Même certains de ses défenseurs ont confié au Times des propos qui ont dû paraître trop candides aux yeux de Joe Biden.

« La présidence est un travail monstrueusement éprouvant et la dure réalité est que le président serait plus proche de 90 que de 80 ans à la fin d’un second mandat, et ce serait un problème majeur », a déclaré David Axelrod, stratège des deux campagnes présidentielles victorieuses de Barack Obama.

Après avoir expliqué que Joe Biden ne recevait pas le mérite qui lui revient pour ses réalisations, Axelrod a ajouté : « Et une partie de la raison [de cette situation] est liée aux apparences. »

Il fait son âge et n’est plus aussi agile devant une caméra qu’avant, et cela a alimenté une trame narrative sur ses capacités qui n’est pas ancrée dans la réalité.

David Axelrod, stratège des deux campagnes présidentielles victorieuses de Barack Obama

Cette trame narrative a quitté depuis longtemps les limites de la décence dans certains médias conservateurs. Ceux-ci dépeignent Joe Biden comme un vieillard atteint de sénilité auquel on dit quoi dire et quoi faire, et qui s’égare quand même en lisant son téléprompteur. Certains élus républicains en rajoutent eux-mêmes une couche, mais d’autres refusent de descendre à leur niveau. « Lors des deux rencontres que j’ai eues avec le président, son esprit était aussi affûté qu’une lame de rasoir », a déclaré en mars dernier la sénatrice républicaine de Virginie-Occidentale Shelley Moore Capito.

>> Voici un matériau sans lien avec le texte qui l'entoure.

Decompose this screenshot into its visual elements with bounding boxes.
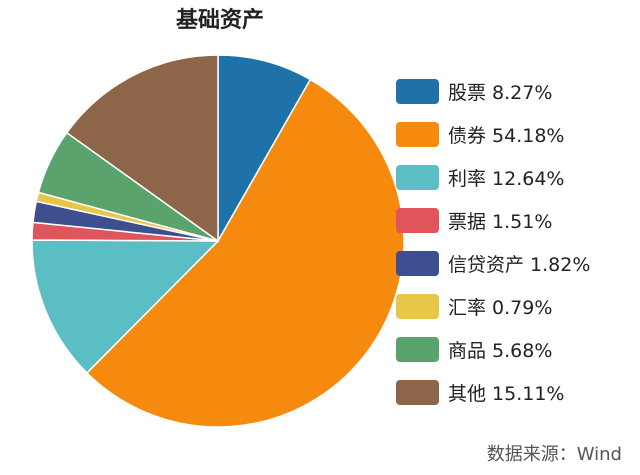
legend-label: 汇率 0.79% <box>448 297 553 319</box>
legend-item-3: 票据 1.51% <box>396 199 590 242</box>
legend-label: 信贷资产 1.82% <box>448 254 591 276</box>
legend-label: 票据 1.51% <box>448 211 553 233</box>
legend-swatch <box>396 251 439 276</box>
legend-item-7: 其他 15.11% <box>396 371 590 414</box>
legend-item-6: 商品 5.68% <box>396 328 590 371</box>
pie-slice-0 <box>217 54 312 244</box>
legend-label: 商品 5.68% <box>448 340 553 362</box>
legend-label: 债券 54.18% <box>448 125 565 147</box>
legend-item-2: 利率 12.64% <box>396 156 590 199</box>
data-source-note: 数据来源：Wind <box>486 444 622 465</box>
legend-swatch <box>396 294 439 319</box>
chart-title: 基础资产 <box>175 8 264 33</box>
legend-swatch <box>396 79 439 104</box>
pie-slice-1 <box>85 78 405 428</box>
legend-swatch <box>396 380 439 405</box>
legend-swatch <box>396 208 439 233</box>
legend: 股票 8.27% 债券 54.18% 利率 12.64% 票据 1.51% 信贷资产 1… <box>396 70 590 414</box>
legend-item-1: 债券 54.18% <box>396 113 590 156</box>
pie-slice-2 <box>31 239 220 374</box>
legend-item-4: 信贷资产 1.82% <box>396 242 590 285</box>
legend-swatch <box>396 337 439 362</box>
legend-item-5: 汇率 0.79% <box>396 285 590 328</box>
legend-swatch <box>396 122 439 147</box>
legend-label: 股票 8.27% <box>448 82 553 104</box>
legend-item-0: 股票 8.27% <box>396 70 590 113</box>
pie-slice-7 <box>65 54 219 243</box>
legend-label: 利率 12.64% <box>448 168 565 190</box>
legend-label: 其他 15.11% <box>448 383 565 405</box>
pie-chart <box>31 54 405 428</box>
legend-swatch <box>396 165 439 190</box>
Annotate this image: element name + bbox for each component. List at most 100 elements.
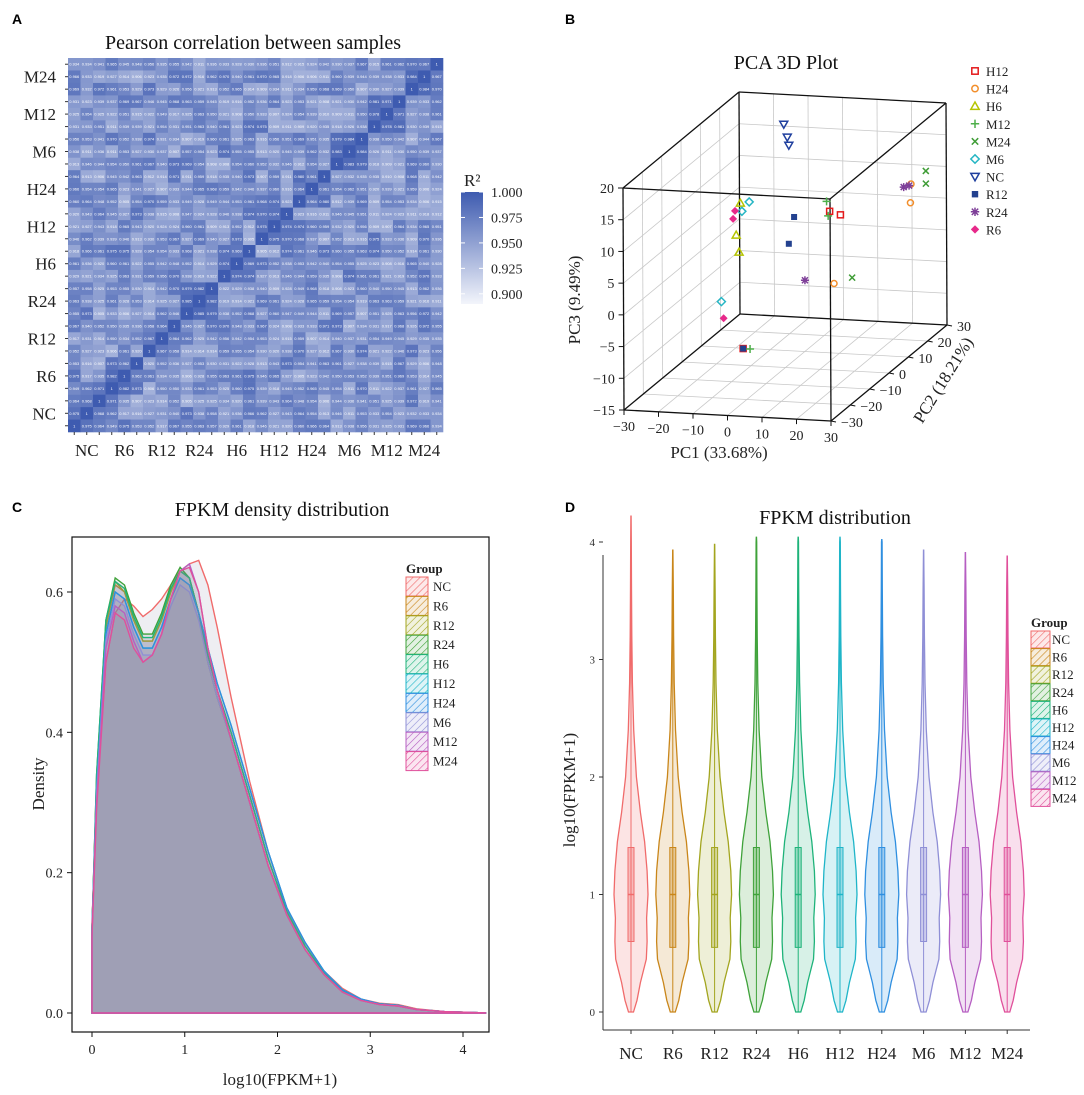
heatmap-cell [380, 182, 394, 196]
heatmap-cell [168, 157, 181, 171]
heatmap-cell [193, 70, 206, 84]
pca-marker [778, 120, 790, 130]
heatmap-cell-value: 0.923 [144, 398, 155, 403]
heatmap-cell-value: 0.973 [144, 87, 155, 92]
heatmap-cell-value: 0.927 [119, 211, 130, 216]
heatmap-cell-value: 0.953 [82, 137, 93, 142]
heatmap-cell [368, 245, 381, 258]
violin-legend-swatch [1030, 718, 1051, 737]
heatmap-cell [80, 245, 94, 258]
heatmap-cell [155, 394, 169, 408]
pca-z-tick-label: 10 [600, 245, 614, 260]
heatmap-cell [380, 157, 394, 171]
heatmap-cell-value: 0.908 [169, 211, 180, 216]
heatmap-cell [130, 70, 144, 84]
heatmap-cell [205, 294, 219, 308]
heatmap-cell [268, 232, 281, 246]
heatmap-cell [343, 407, 356, 420]
pca-grid-line [773, 93, 775, 316]
heatmap-cell-value: 0.971 [382, 99, 393, 104]
heatmap-cell-value: 0.969 [357, 199, 368, 204]
heatmap-cell-value: 0.984 [357, 149, 368, 154]
heatmap-cell-value: 0.931 [69, 99, 80, 104]
heatmap-cell [130, 407, 144, 420]
heatmap-cell-value: 0.961 [332, 361, 343, 366]
heatmap-y-label: R12 [28, 330, 56, 349]
heatmap-cell-value: 0.953 [132, 423, 143, 428]
heatmap-cell [368, 369, 381, 383]
heatmap-cell [205, 357, 219, 370]
heatmap-cell [205, 182, 219, 196]
heatmap-cell-value: 0.962 [132, 373, 143, 378]
heatmap-cell [405, 307, 419, 321]
heatmap-cell-value: 0.942 [307, 261, 318, 266]
heatmap-cell-value: 0.951 [94, 124, 105, 129]
heatmap-cell-value: 0.937 [157, 149, 168, 154]
pca-z-tick-label: 20 [600, 182, 614, 197]
heatmap-cell-value: 0.920 [269, 149, 280, 154]
heatmap-cell-value: 0.918 [69, 249, 80, 254]
heatmap-cell-value: 0.907 [357, 311, 368, 316]
heatmap-cell-value: 1 [423, 74, 426, 79]
heatmap-cell-value: 0.906 [107, 348, 118, 353]
heatmap-cell-value: 0.952 [394, 249, 405, 254]
heatmap-cell [318, 394, 331, 408]
heatmap-cell-value: 0.934 [119, 336, 130, 341]
heatmap-cell-value: 0.939 [369, 373, 380, 378]
pca-marker [781, 133, 793, 143]
heatmap-cell-value: 0.961 [94, 249, 105, 254]
heatmap-cell-value: 0.914 [194, 348, 205, 353]
heatmap-cell-value: 0.909 [407, 236, 418, 241]
colorbar-tick-label: 1.000 [491, 186, 523, 201]
pca-grid-line [739, 250, 947, 262]
heatmap-cell-value: 0.932 [407, 411, 418, 416]
heatmap-cell [130, 182, 144, 196]
heatmap-cell-value: 0.950 [407, 149, 418, 154]
violin-legend-swatch [1030, 700, 1051, 719]
heatmap-cell [230, 407, 244, 420]
heatmap-cell-value: 0.934 [82, 62, 93, 67]
heatmap-cell [218, 282, 231, 296]
heatmap-cell [68, 95, 81, 109]
heatmap-cell [355, 70, 369, 84]
heatmap-cell-value: 0.921 [69, 224, 80, 229]
pca-legend-label: M12 [986, 117, 1011, 132]
heatmap-cell-value: 0.974 [294, 224, 305, 229]
heatmap-cell-value: 0.939 [407, 99, 418, 104]
heatmap-cell [168, 394, 181, 408]
heatmap-cell-value: 0.928 [132, 249, 143, 254]
heatmap-cell [318, 232, 331, 246]
pca-marker [716, 296, 727, 307]
heatmap-cell-value: 0.968 [294, 236, 305, 241]
heatmap-cell-value: 0.964 [69, 174, 80, 179]
heatmap-cell-value: 0.921 [394, 161, 405, 166]
heatmap-cell [68, 182, 81, 196]
pca-points [716, 120, 930, 353]
heatmap-cell [130, 232, 144, 246]
heatmap-cell-value: 0.970 [107, 137, 118, 142]
heatmap-cell-value: 1 [323, 174, 326, 179]
heatmap-cell-value: 0.908 [332, 274, 343, 279]
heatmap-cell-value: 0.952 [169, 398, 180, 403]
heatmap-cell [243, 207, 256, 221]
heatmap-cell [168, 145, 181, 159]
heatmap-cell-value: 0.921 [332, 99, 343, 104]
heatmap-cell [93, 269, 106, 283]
heatmap-cell [218, 319, 231, 333]
heatmap-cell [368, 145, 381, 159]
heatmap-cell-value: 0.970 [294, 348, 305, 353]
heatmap-cell-value: 0.911 [282, 174, 292, 179]
heatmap-cell [405, 332, 419, 346]
pca-box-edge [739, 313, 948, 326]
pca-marker [824, 211, 833, 220]
violin-x-label: R24 [742, 1044, 771, 1063]
heatmap-cell-value: 0.954 [82, 186, 93, 191]
heatmap-cell-value: 0.933 [169, 249, 180, 254]
heatmap-cell [118, 394, 131, 408]
heatmap-cell-value: 0.923 [82, 99, 93, 104]
heatmap-cell-value: 0.969 [119, 99, 130, 104]
density-y-label: Density [29, 757, 48, 810]
heatmap-cell-value: 0.963 [394, 311, 405, 316]
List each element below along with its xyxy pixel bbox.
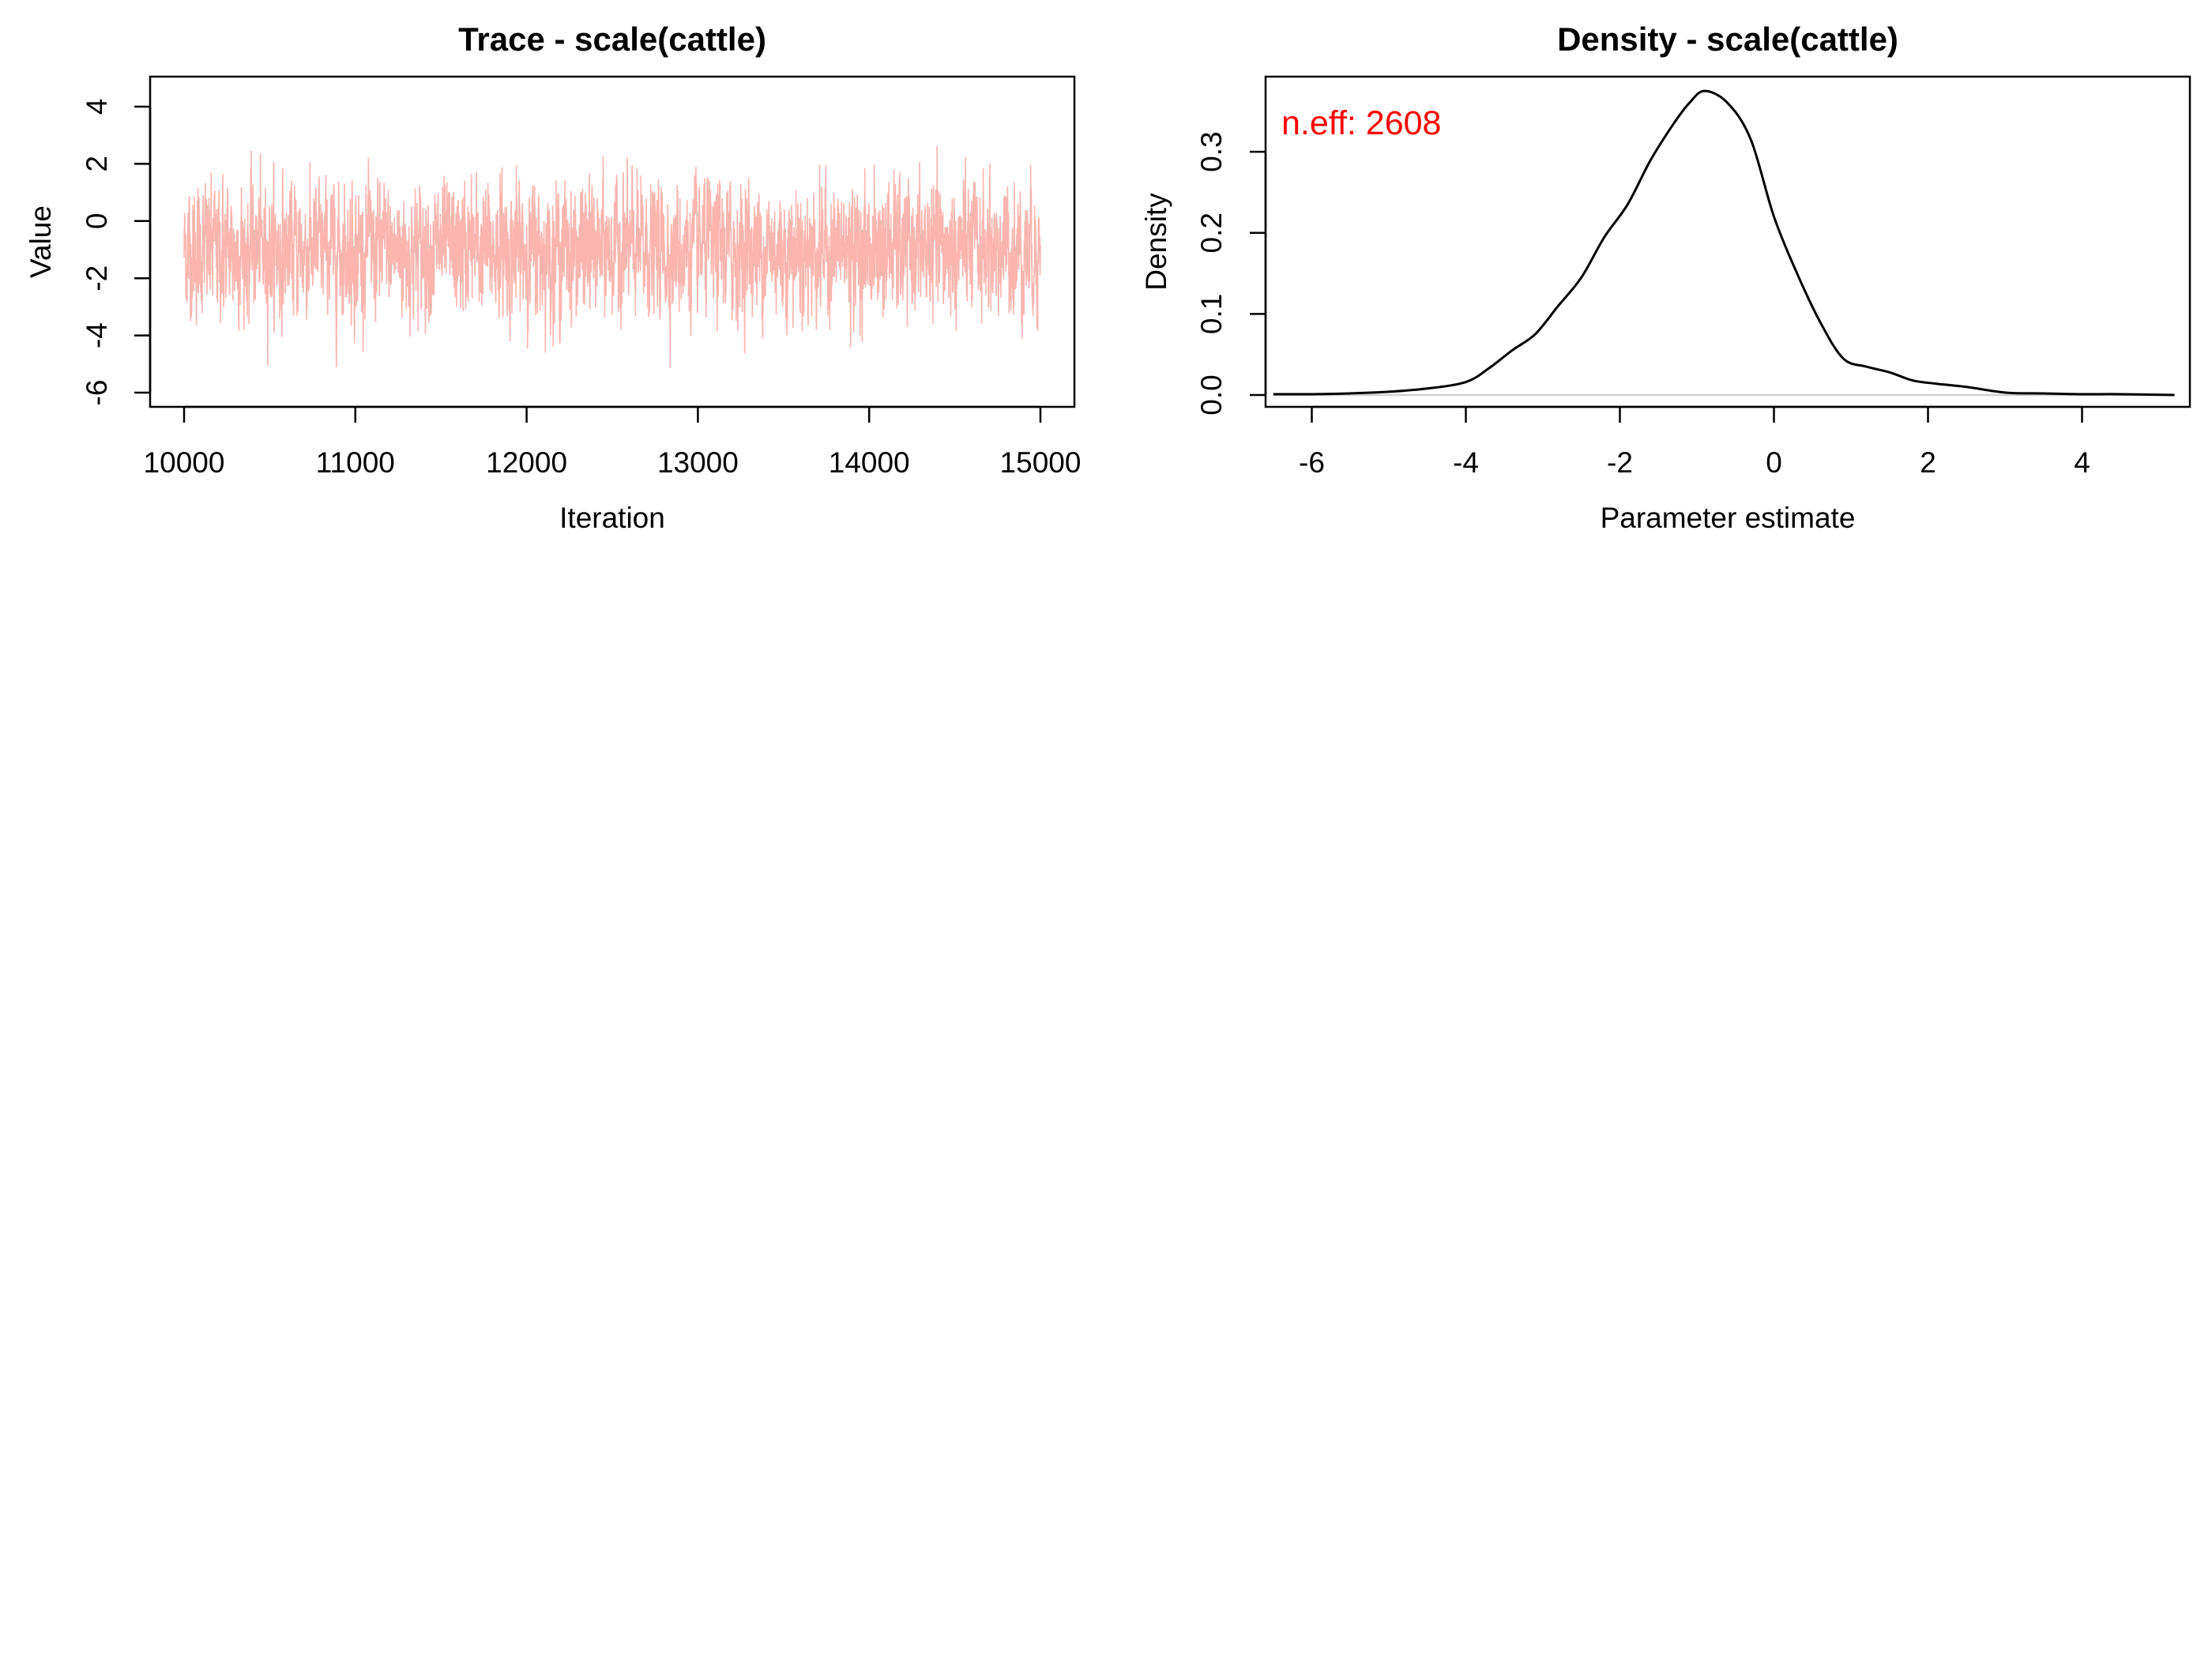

N’empêche : la question de l’âge de Joe Biden deviendrait incontournable après l’annonce officielle de sa campagne de réélection. Le magazine The Atlantic a donné un avant-goût de ce débat éventuel le mois dernier en publiant sous la signature de Mark Leibovich un article qui s’ouvrait sur ce paragraphe : « Laissez-moi vous le dire sans détour : Joe Biden ne devrait pas se représenter aux élections de 2024. Il est trop vieux. »

Pas de l’âgisme

Pour le gériatre québécois David Lussier, un tel débat ne relèverait pas nécessairement de l’âgisme.

« C’est certain qu’à 82 ans [ou 86 ans à la fin de son mandat], l’énergie est moindre que pour quelqu’un de plus jeune », a-t-il analysé en faisant référence à Joe Biden. « Donc, il pourrait avoir de la difficulté à faire de longues journées. Mais c’est très variable d’une personne à l’autre. »

Le DLussier évoque une autre source d’inquiétude suscitée par le grand âge. Certaines fonctions cognitives, dont celles liées à la vitesse d’exécution ou à la capacité de faire plusieurs choses en même temps, diminuent.

« Pour une tâche aussi exigeante que celle de président des États-Unis, ça pourrait poser un problème. Mais encore là, c’est très variable d’une personne à l’autre. »

Autrement dit, la réalité de Joe Biden à 80 ans ne sera pas nécessairement celle de Jimmy Carter, ou celle de Donald Trump, qui atteindra cet âge en 2026, à la Maison-Blanche ou à Mar-a-Lago.